Cisco: 86% of Saudi Organizations Have Hit or Expect To Hit Network Capacity Limits Within Two Years Due to AI
- More than 40% of Saudi organizations have deployed agentic AI enterprise-wide, ahead of the global average of 33%.
- Experts expect local AI network traffic to more than triple within three years, with agentic AI having a particularly high impact
- 86% have already hit or expect to hit campus and branch network capacity limits within 24 months, compared to 73% globally, pointing to the need for continued local network upgrades
New research, released by Cisco in partnership with Foundry, reveals that organizations in Saudi Arabia face a two-year window before network capacity reaches its limit, as AI-driven traffic increases significantly across key AI workloads and attack surfaces expand beyond what current defenses can manage.
The study, based on a survey of 200 IT leaders in Saudi Arabia (and 3,72 across the world), confirms that the rapid rise of large language models (LLMs) and the emerging wave of agentic AI are placing unprecedented strain on enterprise campus and branch networks. In Saudi Arabia, where AI adoption is ahead of global benchmarks, the network is now a major factor in whether enterprise AI deployments succeed or fail.
Tarik Al-Turki, Systems Engineering Director, Cisco Saudi Arabia, said: “The Kingdom of Saudi Arabia is moving at a remarkable pace in adopting AI technologies, with local organizations deploying agentic AI ahead of the global average. But this accelerated innovation brings a critical challenge: network infrastructure must continue to evolve at the same pace. To realize the full potential of AI and align with Saudi Vision 2030, organizations need to prioritize ongoing network modernization as a foundational element of their AI strategy.”

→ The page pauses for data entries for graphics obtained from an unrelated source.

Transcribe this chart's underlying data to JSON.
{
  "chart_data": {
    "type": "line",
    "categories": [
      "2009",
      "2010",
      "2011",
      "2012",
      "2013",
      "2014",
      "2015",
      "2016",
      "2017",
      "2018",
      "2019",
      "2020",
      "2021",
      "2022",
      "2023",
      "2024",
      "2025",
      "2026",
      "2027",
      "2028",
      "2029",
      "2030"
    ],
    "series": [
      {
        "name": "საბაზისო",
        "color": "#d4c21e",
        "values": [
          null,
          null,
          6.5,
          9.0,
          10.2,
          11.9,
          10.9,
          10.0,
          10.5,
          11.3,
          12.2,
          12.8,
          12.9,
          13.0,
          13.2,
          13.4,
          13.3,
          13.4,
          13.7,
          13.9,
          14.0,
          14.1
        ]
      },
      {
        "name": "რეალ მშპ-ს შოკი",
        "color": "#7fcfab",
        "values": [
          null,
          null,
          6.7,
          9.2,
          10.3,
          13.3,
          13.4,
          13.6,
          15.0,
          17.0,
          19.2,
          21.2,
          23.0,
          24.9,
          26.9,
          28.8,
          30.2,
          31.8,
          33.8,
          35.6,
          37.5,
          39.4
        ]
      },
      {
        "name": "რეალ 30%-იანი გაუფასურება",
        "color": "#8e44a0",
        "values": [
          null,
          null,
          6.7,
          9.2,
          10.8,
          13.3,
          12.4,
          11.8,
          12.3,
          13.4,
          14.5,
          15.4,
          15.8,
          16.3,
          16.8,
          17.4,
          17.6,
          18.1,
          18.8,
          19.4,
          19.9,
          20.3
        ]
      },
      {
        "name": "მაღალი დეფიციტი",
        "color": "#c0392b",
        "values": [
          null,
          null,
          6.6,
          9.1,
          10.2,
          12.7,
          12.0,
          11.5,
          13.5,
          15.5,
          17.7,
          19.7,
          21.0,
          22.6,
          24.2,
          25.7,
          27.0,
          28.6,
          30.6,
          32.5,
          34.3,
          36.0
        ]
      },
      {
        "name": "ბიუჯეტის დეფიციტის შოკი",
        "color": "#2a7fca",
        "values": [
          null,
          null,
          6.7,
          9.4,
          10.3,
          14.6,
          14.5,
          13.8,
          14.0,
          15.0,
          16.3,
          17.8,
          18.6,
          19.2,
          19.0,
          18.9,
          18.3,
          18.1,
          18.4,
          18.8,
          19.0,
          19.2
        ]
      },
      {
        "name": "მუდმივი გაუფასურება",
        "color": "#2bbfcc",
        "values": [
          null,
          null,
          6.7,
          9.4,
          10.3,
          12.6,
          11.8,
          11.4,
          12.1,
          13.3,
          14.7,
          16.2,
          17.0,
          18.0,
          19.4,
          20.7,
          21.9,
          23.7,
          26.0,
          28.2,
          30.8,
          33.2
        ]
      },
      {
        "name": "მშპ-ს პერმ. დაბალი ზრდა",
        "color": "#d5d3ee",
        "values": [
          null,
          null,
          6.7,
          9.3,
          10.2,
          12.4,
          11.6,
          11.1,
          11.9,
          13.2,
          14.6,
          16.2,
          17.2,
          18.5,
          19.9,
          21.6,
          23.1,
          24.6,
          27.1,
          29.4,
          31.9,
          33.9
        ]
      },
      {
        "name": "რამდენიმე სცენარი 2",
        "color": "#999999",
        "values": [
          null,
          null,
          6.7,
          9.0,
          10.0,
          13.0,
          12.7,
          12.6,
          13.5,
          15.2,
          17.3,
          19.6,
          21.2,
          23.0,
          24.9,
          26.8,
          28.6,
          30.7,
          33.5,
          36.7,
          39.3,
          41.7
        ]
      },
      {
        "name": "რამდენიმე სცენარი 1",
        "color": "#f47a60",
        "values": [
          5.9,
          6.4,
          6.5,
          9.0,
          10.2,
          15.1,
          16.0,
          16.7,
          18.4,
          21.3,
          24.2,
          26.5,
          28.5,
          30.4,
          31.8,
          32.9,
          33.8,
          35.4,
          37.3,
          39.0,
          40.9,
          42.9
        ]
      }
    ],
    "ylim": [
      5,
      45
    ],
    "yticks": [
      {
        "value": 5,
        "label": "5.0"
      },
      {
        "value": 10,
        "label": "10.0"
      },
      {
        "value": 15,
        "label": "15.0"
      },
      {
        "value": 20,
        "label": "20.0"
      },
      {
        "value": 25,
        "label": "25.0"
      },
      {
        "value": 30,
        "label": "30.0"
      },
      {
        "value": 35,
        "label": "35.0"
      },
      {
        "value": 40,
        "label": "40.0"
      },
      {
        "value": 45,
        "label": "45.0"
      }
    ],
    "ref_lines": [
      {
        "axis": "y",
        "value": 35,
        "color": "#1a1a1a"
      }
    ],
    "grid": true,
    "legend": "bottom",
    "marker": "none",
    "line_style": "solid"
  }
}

Agentic AI Adoption Is Moving Ahead
More than 40% of Saudi organizations surveyed already have broad, enterprise-wide AI agent deployments, ahead of the global average of 33%. Unlike human users, AI agents trigger dozens of API calls, database lookups, and model inferences in seconds, generating dense east-west traffic that legacy workplace networks were never designed to handle. Saudi respondents report that these AI workloads are more sensitive to network reliability and uptime (73%), packet loss (68%), latency (64%), and bandwidth availability (60%) than traditional applications.
Network Capacity Pressure Is Intensifying as AI Traffic Expected to Triple
Only 29% of Saudi respondents say their networks are fully prepared for projected AI growth (though they are ahead of the global average of 23%). Overall, 86% say they have already hit, or expect to hit, campus and branch network capacity limits within 24 months, compared to 73% globally. Furthermore, Wi-Fi is emerging as a major bottleneck, with 46% of Saudi respondents listing it as the area driving the greatest increase in capacity requirements. Networking and AI experts in Saudi Arabia expect AI’s overall traffic impact to more than triple within the next three years, with the highest individual workload increase, around 116%, attributed to agentic AI.
Despite this growing pressure, 74% of Saudi IT leaders are more confident in their AI strategy than their network’s ability to support it. While nearly 90% plan to modernize their workplace networks, budget remains a barrier. In Saudi Arabia, 34% say budget constraints limit their ability to modernize to a great extent, while 60% say they are limited to some extent.
Attack surfaces are already expanding while observability is a challenge
AI is also creating a challenging security environment. Most Saudi respondents (93%) are struggling to keep up, 87% say AI is already causing damage, and 64% believe AI-related threats are evolving faster than their security controls. Meanwhile, the observability gap is widening as 58% of Saudi respondents say they lack adequate visibility into AI-related traffic flows across their network.
The findings make it clear that networking resilience, observability, and adaptive security are not supporting acts in the AI era, they are essential for functioning AI. Organizations that treat continued network modernization as a prerequisite to their AI strategy, rather than a parallel workstream, will define the next decade of enterprise AI in Saudi Arabia.